Frauen im Wandel der Zeit

Veröffentlicht am 06.09.2011 in Veranstaltungen

Märkisch-Oderländer Sozialdemokratinnen im Gespräch mit Dr. Gisela Notz (Foto: B. Brauer)

Im Rahmen des zurzeit laufenden Mitgliederwerbeprojektes des SPD-Unterbezirks MOL fand am 03. September 2011 im Landfrauencafé in Groß Neuendorf eine spannende Veranstaltung zum Leben und Wirken von Pauline Staegemann statt – eine der ersten Frauen, die in der SPD führend auftraten. Frau Dr. Gisela Notz, Historikerin und Sozialwissenschaftlerin und bis 2007 im Historischen Forschungszentrum der Friedrich-Ebert-Stiftung tätig, hat die Geschichte dieser Frau erforscht und uns nahe gebracht.
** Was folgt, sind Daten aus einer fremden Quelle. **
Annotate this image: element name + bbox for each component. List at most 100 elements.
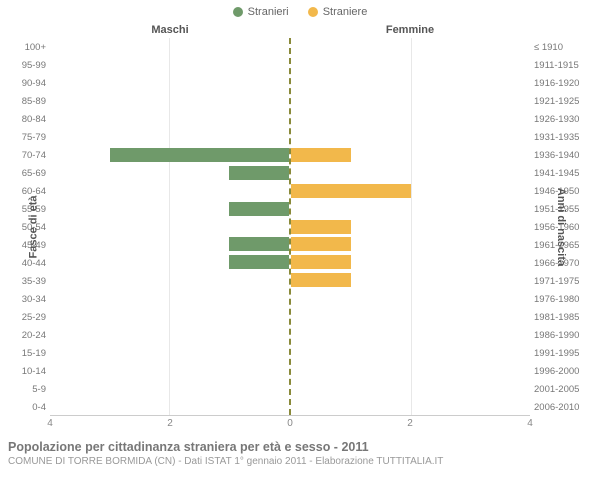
birthyear-tick: 1926-1930: [530, 110, 592, 128]
birthyear-tick: 1991-1995: [530, 344, 592, 362]
age-tick: 0-4: [8, 398, 50, 416]
bar-row-maschi: [50, 235, 289, 253]
bar-row-femmine: [291, 200, 530, 218]
caption-title: Popolazione per cittadinanza straniera p…: [8, 440, 592, 454]
birthyear-tick: 1936-1940: [530, 146, 592, 164]
x-ticks: 4 2 0 2 4: [50, 418, 530, 432]
x-tick: 2: [167, 418, 173, 429]
bar-femmine: [291, 184, 411, 198]
bar-row-maschi: [50, 397, 289, 415]
bar-maschi: [110, 148, 289, 162]
bar-maschi: [229, 166, 289, 180]
header-femmine: Femmine: [290, 24, 530, 36]
age-tick: 25-29: [8, 308, 50, 326]
birthyear-tick: 1976-1980: [530, 290, 592, 308]
age-tick: 5-9: [8, 380, 50, 398]
bar-row-maschi: [50, 164, 289, 182]
bar-row-femmine: [291, 307, 530, 325]
age-tick: 100+: [8, 38, 50, 56]
birthyear-tick: 2006-2010: [530, 398, 592, 416]
bar-row-femmine: [291, 325, 530, 343]
bar-row-femmine: [291, 289, 530, 307]
header-maschi: Maschi: [50, 24, 290, 36]
bar-femmine: [291, 148, 351, 162]
age-tick: 95-99: [8, 56, 50, 74]
x-tick: 4: [47, 418, 53, 429]
column-headers: Maschi Femmine: [8, 24, 592, 36]
bar-row-maschi: [50, 325, 289, 343]
bar-row-maschi: [50, 289, 289, 307]
bar-row-maschi: [50, 128, 289, 146]
plot-area: Fasce di età Anni di nascita 100+95-9990…: [8, 38, 592, 416]
x-tick: 4: [527, 418, 533, 429]
bar-femmine: [291, 237, 351, 251]
bar-row-maschi: [50, 271, 289, 289]
bar-row-femmine: [291, 218, 530, 236]
bar-row-femmine: [291, 164, 530, 182]
age-tick: 65-69: [8, 164, 50, 182]
birthyear-tick: ≤ 1910: [530, 38, 592, 56]
birthyear-tick: 1911-1915: [530, 56, 592, 74]
bar-row-maschi: [50, 253, 289, 271]
bar-femmine: [291, 255, 351, 269]
bar-row-femmine: [291, 92, 530, 110]
bar-row-femmine: [291, 182, 530, 200]
bar-row-maschi: [50, 92, 289, 110]
bar-row-maschi: [50, 200, 289, 218]
age-tick: 90-94: [8, 74, 50, 92]
bar-row-femmine: [291, 74, 530, 92]
caption-subtitle: COMUNE DI TORRE BORMIDA (CN) - Dati ISTA…: [8, 456, 592, 467]
bar-row-femmine: [291, 110, 530, 128]
y-axis-label-right: Anni di nascita: [555, 188, 567, 266]
swatch-straniere: [308, 7, 318, 17]
bar-row-femmine: [291, 146, 530, 164]
bar-row-maschi: [50, 379, 289, 397]
age-tick: 80-84: [8, 110, 50, 128]
legend: Stranieri Straniere: [8, 6, 592, 20]
bar-femmine: [291, 273, 351, 287]
bar-row-femmine: [291, 343, 530, 361]
bar-row-femmine: [291, 56, 530, 74]
bar-maschi: [229, 255, 289, 269]
age-tick: 35-39: [8, 272, 50, 290]
x-axis: 4 2 0 2 4: [8, 418, 592, 432]
bar-row-maschi: [50, 343, 289, 361]
bar-row-maschi: [50, 146, 289, 164]
bar-row-maschi: [50, 182, 289, 200]
bar-row-femmine: [291, 379, 530, 397]
birthyear-tick: 1921-1925: [530, 92, 592, 110]
legend-item-stranieri: Stranieri: [233, 6, 289, 18]
age-tick: 75-79: [8, 128, 50, 146]
bar-row-femmine: [291, 397, 530, 415]
birthyear-tick: 1971-1975: [530, 272, 592, 290]
chart-half-femmine: [291, 38, 530, 415]
age-tick: 70-74: [8, 146, 50, 164]
bar-row-maschi: [50, 218, 289, 236]
bar-row-femmine: [291, 361, 530, 379]
birthyear-tick: 1986-1990: [530, 326, 592, 344]
age-tick: 10-14: [8, 362, 50, 380]
x-tick: 0: [287, 418, 293, 429]
legend-label-straniere: Straniere: [323, 6, 368, 18]
swatch-stranieri: [233, 7, 243, 17]
bar-row-femmine: [291, 253, 530, 271]
birthyear-tick: 1996-2000: [530, 362, 592, 380]
age-tick: 30-34: [8, 290, 50, 308]
y-axis-label-left: Fasce di età: [27, 196, 39, 259]
bar-row-femmine: [291, 235, 530, 253]
bar-row-maschi: [50, 56, 289, 74]
chart: [50, 38, 530, 416]
birthyear-tick: 1916-1920: [530, 74, 592, 92]
bar-row-femmine: [291, 128, 530, 146]
bar-maschi: [229, 237, 289, 251]
chart-half-maschi: [50, 38, 291, 415]
bar-row-femmine: [291, 271, 530, 289]
birthyear-tick: 2001-2005: [530, 380, 592, 398]
bar-femmine: [291, 220, 351, 234]
x-tick: 2: [407, 418, 413, 429]
bar-row-femmine: [291, 38, 530, 56]
age-tick: 85-89: [8, 92, 50, 110]
legend-label-stranieri: Stranieri: [248, 6, 289, 18]
age-tick: 15-19: [8, 344, 50, 362]
bar-row-maschi: [50, 38, 289, 56]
Pauline Staegemann, geb. Schuck, wurde am 18. 03. 1838 im Oderbruch geboren. Zum Geburtsort gibt es zwei Quellen – bei Oderberg oder in Landsberg. Schon als ganz junges Mädchen ging das Arbeiterkind nach Berlin und arbeitete dort als Dienstmädchen. Sie heiratete den Maurerpolier Staegemann. Er starb früh und sie musste den Lebensunterhalt für sich und ihre vier Kinder allein verdienen. Einzige Einnahmequelle war ein Gemüseladen. Ihr Interesse galt insbesondere den berufstätigen Frauen, vor allem den Näherinnen und Wäscherinnen. Sie kämpfte für mehr Arbeit für Frauen und bessere Arbeitsbedingungen. Im Februar 1873 war Pauline Staegemann eine der Gründerinnen des Berliner Arbeiterfrauen- und Mädchenvereins, dessen Vorsitzende sie dann fast fünf Jahre lang war. Dieser Verein gilt bis heute als die erste sozialdemokratische Frauenorganisation. Ihr Engagement zielte darauf ab, an den gesellschaftlichen Wurzeln zu rühren, eine Umwälzung der Gesellschaft einzuleiten, das Wahlrecht für Frauen und die Gleichberechtigung zwischen Frauen und Männern einzuführen. Und das zu einer Zeit, in der es Frauen verboten war, sich politisch zu organisieren, sogar die Teilnahme an politischen Veranstaltungen war ihnen untersagt. Aber sie fanden Wege, es dennoch zu tun. Sie kämpften für ihre Überzeugung und nahmen dafür auch Gefängnisstrafen auf sich. Pauline Staegemann wurde mehrmals verurteilt. 1877 wurde der Verein nach dem Preußischen Vereinsgesetz verboten. Das hielt Pauline Staegemann nicht davon ab, sich im Interesse der Frauenrechte an weiteren Vereinsgründungen zu beteiligen und Führungsrollen zu übernehmen. Sie und ihre Weggefährtinnen waren von der Richtigkeit der Sache überzeugt und haben trotz aller Schwierigkeiten nie ans Aufgeben gedacht.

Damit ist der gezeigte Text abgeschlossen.